Hi,Michael. Thank you so much for the scarf pattern. I bought some similar cotton yarn a couple of months ago with no clue as to what I would make with it, so now I'm excited to have an appropriate pattern to go with it. I usually do things the other way around--pattern first--but this worked out so well maybe I'll be less rigid with my habits ;~). You do keep me busy with your lovely patterns.


----------



## Wroclawnice (Apr 10, 2015)

This is so beautiful love your colors choice. Thank you for the pattern. Hope to make it one day.


----------



## julietremain (Jul 8, 2011)

Thank you Michael.....all of your shawls are lovely!!!!
julie


----------



## sharmend (Feb 14, 2012)

Love it!
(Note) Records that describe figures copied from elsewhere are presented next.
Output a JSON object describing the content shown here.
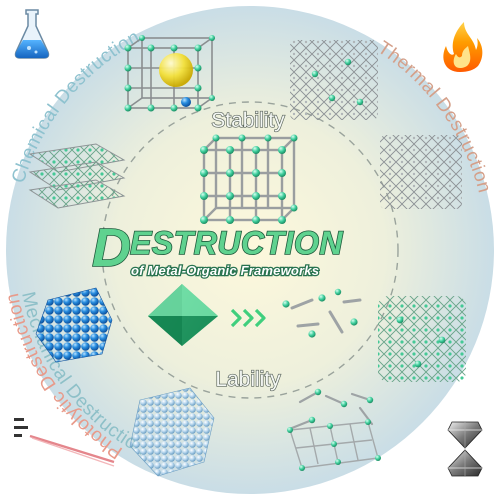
{
  "title": {
    "initial": "D",
    "rest": "ESTRUCTION",
    "subtitle": "of Metal-Organic Frameworks"
  },
  "center_words": {
    "stability": "Stability",
    "lability": "Lability"
  },
  "arc_labels": {
    "chemical": "Chemical Destruction",
    "thermal": "Thermal Destruction",
    "photolytic": "Photolytic Destruction",
    "mechanical": "Mechanical Destruction"
  },
  "icons": {
    "chemical": "flask-icon",
    "thermal": "flame-icon",
    "photolytic": "light-beam-icon",
    "mechanical": "diamond-anvil-icon"
  },
  "colors": {
    "accent_green": "#5fd28f",
    "title_stroke": "#1f5a3c",
    "node_teal": "#3fcf9d",
    "chemical_label": "#8ec2cf",
    "thermal_label": "#d4a08a",
    "photolytic_label": "#e89a8a",
    "mechanical_label": "#8ec0c8",
    "arrow_green": "#3fcf7d"
  }
}
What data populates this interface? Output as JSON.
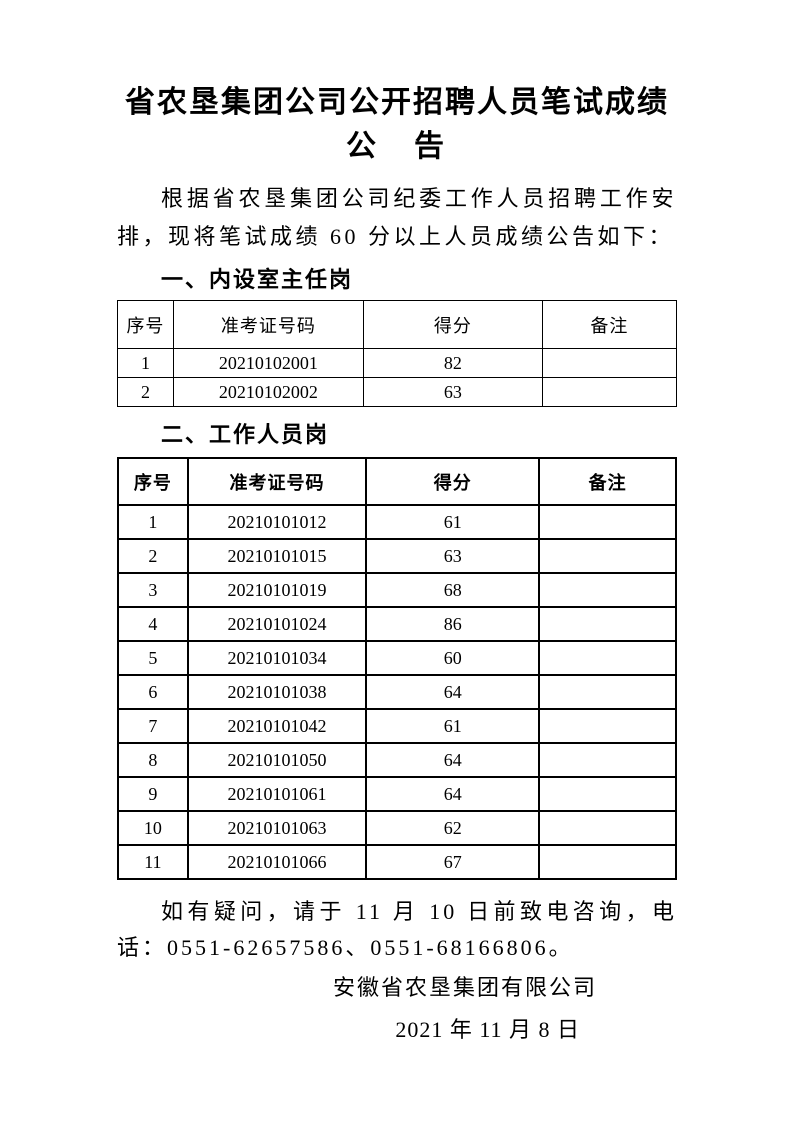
{
  "document": {
    "title_line1": "省农垦集团公司公开招聘人员笔试成绩",
    "title_line2": "公　告",
    "intro": "根据省农垦集团公司纪委工作人员招聘工作安排，现将笔试成绩 60 分以上人员成绩公告如下：",
    "sections": [
      {
        "heading": "一、内设室主任岗",
        "table": {
          "headers": [
            "序号",
            "准考证号码",
            "得分",
            "备注"
          ],
          "rows": [
            [
              "1",
              "20210102001",
              "82",
              ""
            ],
            [
              "2",
              "20210102002",
              "63",
              ""
            ]
          ]
        }
      },
      {
        "heading": "二、工作人员岗",
        "table": {
          "headers": [
            "序号",
            "准考证号码",
            "得分",
            "备注"
          ],
          "rows": [
            [
              "1",
              "20210101012",
              "61",
              ""
            ],
            [
              "2",
              "20210101015",
              "63",
              ""
            ],
            [
              "3",
              "20210101019",
              "68",
              ""
            ],
            [
              "4",
              "20210101024",
              "86",
              ""
            ],
            [
              "5",
              "20210101034",
              "60",
              ""
            ],
            [
              "6",
              "20210101038",
              "64",
              ""
            ],
            [
              "7",
              "20210101042",
              "61",
              ""
            ],
            [
              "8",
              "20210101050",
              "64",
              ""
            ],
            [
              "9",
              "20210101061",
              "64",
              ""
            ],
            [
              "10",
              "20210101063",
              "62",
              ""
            ],
            [
              "11",
              "20210101066",
              "67",
              ""
            ]
          ]
        }
      }
    ],
    "closing": {
      "contact_line": "如有疑问，请于 11 月 10 日前致电咨询，电话：0551-62657586、0551-68166806。",
      "issuer": "安徽省农垦集团有限公司",
      "date": "2021 年 11 月 8 日"
    },
    "colors": {
      "text": "#000000",
      "background": "#ffffff",
      "table_border": "#000000"
    }
  }
}
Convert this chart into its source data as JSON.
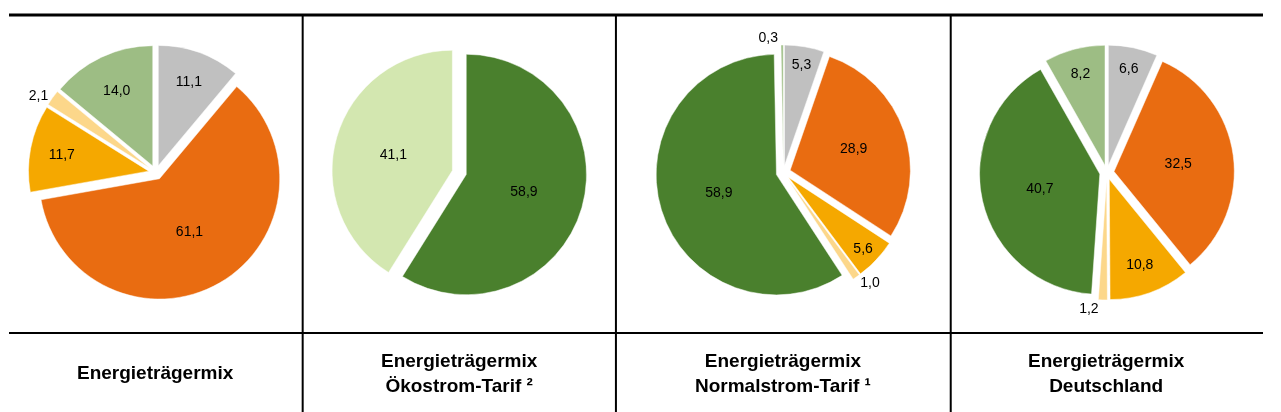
{
  "chart_data": [
    {
      "type": "pie",
      "title": "Energieträgermix",
      "categories": [
        null,
        null,
        null,
        null,
        null
      ],
      "values": [
        11.1,
        61.1,
        11.7,
        2.1,
        14.0
      ],
      "value_labels": [
        "11,1",
        "61,1",
        "11,7",
        "2,1",
        "14,0"
      ],
      "colors": [
        "#c0c0c0",
        "#e96c11",
        "#f5a800",
        "#fcd78a",
        "#9dbd84"
      ]
    },
    {
      "type": "pie",
      "title": "Energieträgermix\nÖkostrom-Tarif ²",
      "categories": [
        null,
        null
      ],
      "values": [
        58.9,
        41.1
      ],
      "value_labels": [
        "58,9",
        "41,1"
      ],
      "colors": [
        "#4a802d",
        "#d3e7b0"
      ]
    },
    {
      "type": "pie",
      "title": "Energieträgermix\nNormalstrom-Tarif ¹",
      "categories": [
        null,
        null,
        null,
        null,
        null,
        null
      ],
      "values": [
        5.3,
        28.9,
        5.6,
        1.0,
        58.9,
        0.3
      ],
      "value_labels": [
        "5,3",
        "28,9",
        "5,6",
        "1,0",
        "58,9",
        "0,3"
      ],
      "colors": [
        "#c0c0c0",
        "#e96c11",
        "#f5a800",
        "#fcd78a",
        "#4a802d",
        "#9dbd84"
      ]
    },
    {
      "type": "pie",
      "title": "Energieträgermix\nDeutschland",
      "categories": [
        null,
        null,
        null,
        null,
        null,
        null
      ],
      "values": [
        6.6,
        32.5,
        10.8,
        1.2,
        40.7,
        8.2
      ],
      "value_labels": [
        "6,6",
        "32,5",
        "10,8",
        "1,2",
        "40,7",
        "8,2"
      ],
      "colors": [
        "#c0c0c0",
        "#e96c11",
        "#f5a800",
        "#fcd78a",
        "#4a802d",
        "#9dbd84"
      ]
    }
  ]
}
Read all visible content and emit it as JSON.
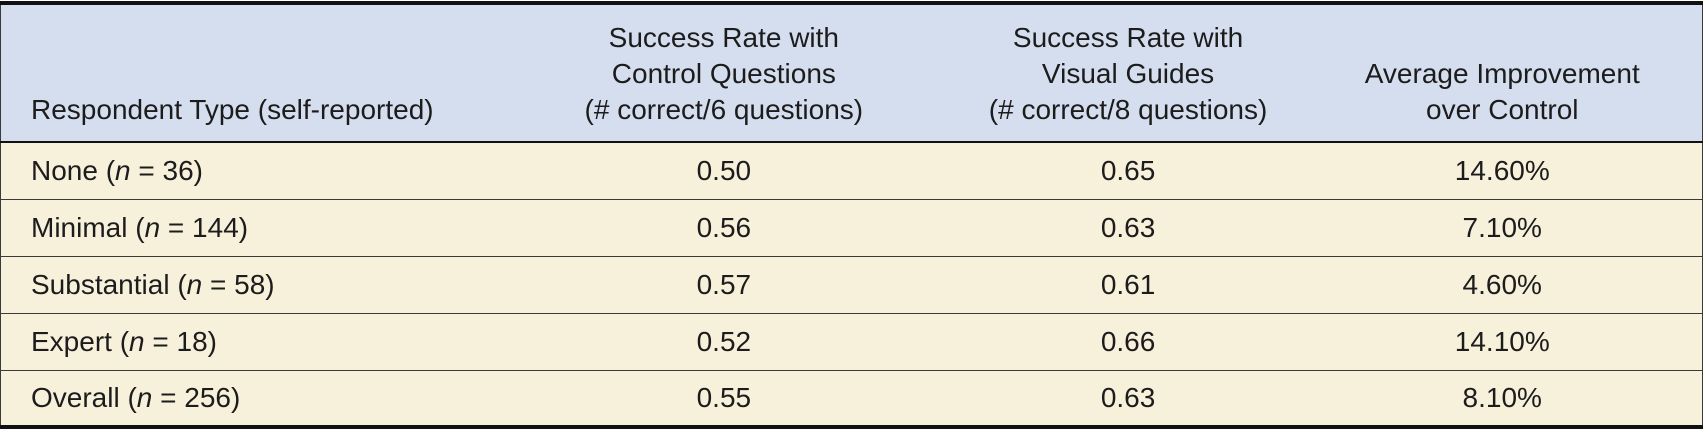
{
  "colors": {
    "header_bg": "#d5deee",
    "row_bg": "#f7f0db",
    "border_strong": "#111111",
    "border_thin": "#3a3a3a",
    "text": "#1c1c1c"
  },
  "table": {
    "columns": [
      {
        "lines": [
          "Respondent Type (self-reported)"
        ],
        "align": "left"
      },
      {
        "lines": [
          "Success Rate with",
          "Control Questions",
          "(# correct/6 questions)"
        ],
        "align": "center"
      },
      {
        "lines": [
          "Success Rate with",
          "Visual Guides",
          "(# correct/8 questions)"
        ],
        "align": "center"
      },
      {
        "lines": [
          "Average Improvement",
          "over Control"
        ],
        "align": "center"
      }
    ],
    "rows": [
      {
        "label_prefix": "None (",
        "n_symbol": "n",
        "label_suffix": " = 36)",
        "label_full": "None (n = 36)",
        "control": "0.50",
        "visual": "0.65",
        "improvement": "14.60%"
      },
      {
        "label_prefix": "Minimal (",
        "n_symbol": "n",
        "label_suffix": " = 144)",
        "label_full": "Minimal (n = 144)",
        "control": "0.56",
        "visual": "0.63",
        "improvement": "7.10%"
      },
      {
        "label_prefix": "Substantial (",
        "n_symbol": "n",
        "label_suffix": " = 58)",
        "label_full": "Substantial (n = 58)",
        "control": "0.57",
        "visual": "0.61",
        "improvement": "4.60%"
      },
      {
        "label_prefix": "Expert (",
        "n_symbol": "n",
        "label_suffix": " = 18)",
        "label_full": "Expert (n = 18)",
        "control": "0.52",
        "visual": "0.66",
        "improvement": "14.10%"
      },
      {
        "label_prefix": "Overall (",
        "n_symbol": "n",
        "label_suffix": " = 256)",
        "label_full": "Overall (n = 256)",
        "control": "0.55",
        "visual": "0.63",
        "improvement": "8.10%"
      }
    ]
  },
  "chart_data": {
    "type": "table",
    "title": "",
    "columns": [
      "Respondent Type (self-reported)",
      "Success Rate with Control Questions (# correct/6 questions)",
      "Success Rate with Visual Guides (# correct/8 questions)",
      "Average Improvement over Control"
    ],
    "rows": [
      [
        "None (n = 36)",
        0.5,
        0.65,
        "14.60%"
      ],
      [
        "Minimal (n = 144)",
        0.56,
        0.63,
        "7.10%"
      ],
      [
        "Substantial (n = 58)",
        0.57,
        0.61,
        "4.60%"
      ],
      [
        "Expert (n = 18)",
        0.52,
        0.66,
        "14.10%"
      ],
      [
        "Overall (n = 256)",
        0.55,
        0.63,
        "8.10%"
      ]
    ]
  }
}
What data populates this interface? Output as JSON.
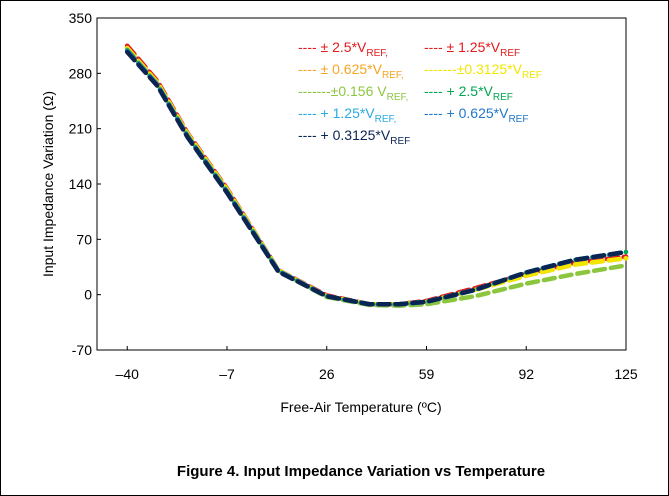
{
  "chart_data": {
    "type": "line",
    "caption": "Figure 4. Input Impedance Variation vs Temperature",
    "xlabel": "Free-Air Temperature (ºC)",
    "ylabel": "Input Impedance Variation (Ω)",
    "x": [
      -40,
      -30,
      -20,
      -7,
      10,
      26,
      40,
      50,
      59,
      75,
      92,
      108,
      125
    ],
    "xlim": [
      -50,
      125
    ],
    "xticks": [
      {
        "value": -40,
        "label": "–40"
      },
      {
        "value": -7,
        "label": "–7"
      },
      26,
      59,
      92,
      125
    ],
    "ylim": [
      -70,
      350
    ],
    "yticks": [
      -70,
      0,
      70,
      140,
      210,
      280,
      350
    ],
    "grid": false,
    "series": [
      {
        "name": "---- ± 2.5*V",
        "subscript": "REF,",
        "color": "#e41a1c",
        "values": [
          315,
          270,
          204,
          134,
          31,
          -1,
          -12,
          -12,
          -8,
          8,
          26,
          40,
          48
        ]
      },
      {
        "name": "---- ± 1.25*V",
        "subscript": "REF",
        "color": "#e41a1c",
        "values": [
          314,
          269,
          204,
          134,
          31,
          -1,
          -12,
          -12,
          -8,
          8,
          26,
          40,
          48
        ]
      },
      {
        "name": "---- ± 0.625*V",
        "subscript": "REF,",
        "color": "#f5a623",
        "values": [
          312,
          268,
          203,
          133,
          31,
          -2,
          -12,
          -12,
          -9,
          6,
          24,
          38,
          46
        ]
      },
      {
        "name": "-------±0.3125*V",
        "subscript": "REF",
        "color": "#f2e600",
        "values": [
          312,
          268,
          203,
          133,
          31,
          -2,
          -12,
          -12,
          -9,
          6,
          24,
          38,
          46
        ]
      },
      {
        "name": "-------±0.156 V",
        "subscript": "REF,",
        "color": "#8cc63f",
        "values": [
          310,
          266,
          201,
          131,
          30,
          -3,
          -13,
          -14,
          -12,
          -2,
          14,
          26,
          37
        ]
      },
      {
        "name": "---- + 2.5*V",
        "subscript": "REF",
        "color": "#00a651",
        "values": [
          309,
          265,
          200,
          130,
          30,
          -2,
          -12,
          -12,
          -9,
          6,
          28,
          44,
          54
        ]
      },
      {
        "name": "---- + 1.25*V",
        "subscript": "REF,",
        "color": "#29abe2",
        "values": [
          308,
          265,
          200,
          130,
          30,
          -2,
          -12,
          -12,
          -9,
          6,
          28,
          44,
          54
        ]
      },
      {
        "name": "---- + 0.625*V",
        "subscript": "REF",
        "color": "#1f78c8",
        "values": [
          308,
          265,
          200,
          130,
          30,
          -2,
          -12,
          -12,
          -9,
          6,
          28,
          44,
          54
        ]
      },
      {
        "name": "---- + 0.3125*V",
        "subscript": "REF",
        "color": "#0b2553",
        "values": [
          307,
          264,
          199,
          129,
          29,
          -2,
          -12,
          -12,
          -9,
          6,
          28,
          44,
          54
        ]
      }
    ]
  }
}
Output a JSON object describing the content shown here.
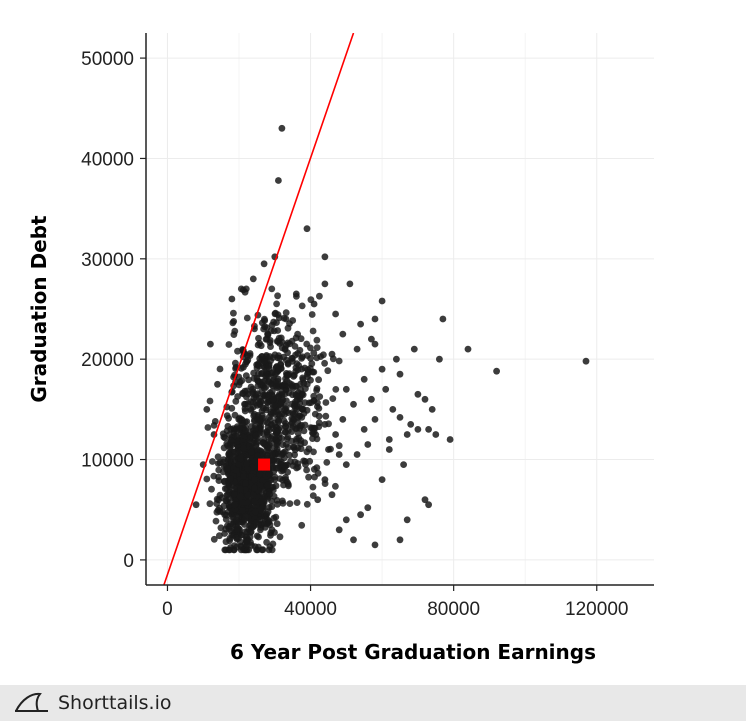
{
  "chart_data": {
    "type": "scatter",
    "title": "",
    "xlabel": "6 Year Post Graduation Earnings",
    "ylabel": "Graduation Debt",
    "xlim": [
      -6000,
      136000
    ],
    "ylim": [
      -2500,
      52500
    ],
    "xticks": [
      0,
      40000,
      80000,
      120000
    ],
    "xtick_labels": [
      "0",
      "40000",
      "80000",
      "120000"
    ],
    "yticks": [
      0,
      10000,
      20000,
      30000,
      40000,
      50000
    ],
    "ytick_labels": [
      "0",
      "10000",
      "20000",
      "30000",
      "40000",
      "50000"
    ],
    "grid": true,
    "point_color": "#1a1a1a",
    "highlight_color": "#ff0000",
    "outliers": [
      [
        32000,
        43000
      ],
      [
        31000,
        37800
      ],
      [
        39000,
        33000
      ],
      [
        44000,
        30200
      ],
      [
        30000,
        30200
      ],
      [
        44000,
        27500
      ],
      [
        51000,
        27500
      ],
      [
        84000,
        21000
      ],
      [
        117000,
        19800
      ],
      [
        92000,
        18800
      ],
      [
        77000,
        24000
      ],
      [
        76000,
        20000
      ],
      [
        69000,
        21000
      ],
      [
        64000,
        20000
      ],
      [
        60000,
        25800
      ],
      [
        58000,
        24000
      ],
      [
        57000,
        22000
      ],
      [
        55000,
        18000
      ],
      [
        60000,
        19000
      ],
      [
        65000,
        18500
      ],
      [
        72000,
        16000
      ],
      [
        74000,
        15000
      ],
      [
        70000,
        13000
      ],
      [
        73000,
        13000
      ],
      [
        79000,
        12000
      ],
      [
        75000,
        12500
      ],
      [
        68000,
        13500
      ],
      [
        65000,
        14200
      ],
      [
        67000,
        12500
      ],
      [
        62000,
        12000
      ],
      [
        58000,
        14000
      ],
      [
        55000,
        13000
      ],
      [
        53000,
        10500
      ],
      [
        50000,
        9500
      ],
      [
        48000,
        10500
      ],
      [
        45000,
        11000
      ],
      [
        52000,
        2000
      ],
      [
        58000,
        1500
      ],
      [
        56000,
        5200
      ],
      [
        65000,
        2000
      ],
      [
        67000,
        4000
      ],
      [
        72000,
        6000
      ],
      [
        73000,
        5500
      ],
      [
        50000,
        4000
      ],
      [
        54000,
        4500
      ],
      [
        46000,
        6500
      ],
      [
        44000,
        8000
      ],
      [
        42000,
        6000
      ],
      [
        48000,
        3000
      ],
      [
        60000,
        8000
      ],
      [
        62000,
        11000
      ],
      [
        66000,
        9500
      ],
      [
        56000,
        11500
      ],
      [
        70000,
        16500
      ],
      [
        63000,
        15000
      ],
      [
        8000,
        5500
      ],
      [
        11000,
        15000
      ],
      [
        12000,
        21500
      ],
      [
        13000,
        12500
      ],
      [
        10000,
        9500
      ],
      [
        14000,
        17500
      ],
      [
        16000,
        4500
      ],
      [
        18000,
        26000
      ],
      [
        24000,
        28000
      ],
      [
        27000,
        29500
      ],
      [
        36000,
        26500
      ],
      [
        41000,
        25500
      ],
      [
        47000,
        24500
      ],
      [
        54000,
        23500
      ],
      [
        49000,
        22500
      ],
      [
        53000,
        21000
      ],
      [
        46000,
        20500
      ],
      [
        58000,
        21500
      ],
      [
        61000,
        17000
      ],
      [
        57000,
        16000
      ],
      [
        52000,
        15500
      ],
      [
        49000,
        14000
      ],
      [
        47000,
        12500
      ],
      [
        44000,
        13500
      ],
      [
        50000,
        17000
      ]
    ],
    "cluster": {
      "count": 1500,
      "x_range": [
        11000,
        48000
      ],
      "y_range": [
        1000,
        27000
      ],
      "center": [
        28000,
        12000
      ]
    },
    "highlight_point": [
      27000,
      9500
    ],
    "reference_line": [
      [
        -1000,
        -2500
      ],
      [
        52000,
        52500
      ]
    ]
  },
  "footer": {
    "brand": "Shorttails.io",
    "logo_icon": "shark-fin-icon"
  }
}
Thanks for sharing!


----------



## mikebkk (Oct 6, 2012)

SAMkewel said:


> Hi,Michael. Thank you so much for the scarf pattern. I bought some similar cotton yarn a couple of months ago with no clue as to what I would make with it, so now I'm excited to have an appropriate pattern to go with it. I usually do things the other way around--pattern first--but this worked out so well maybe I'll be less rigid with my habits ;~). You do keep me busy with your lovely patterns.


----------



## edithann (Feb 12, 2011)

Thank you Michael for sharing your lovely summer scarf. The colors are lovely and so is your work!
:thumbup:


----------



## mikebkk (Oct 6, 2012)

Thanks to everyone for the kind comments.


----------



## Top Tier Knits (Apr 10, 2016)

Love it. Fabulous colors.


----------



## yona (Feb 7, 2011)

Very pretty!


----------



## Cdambro (Dec 30, 2013)

Thank you. Colors are great and the pattern is so nice.


----------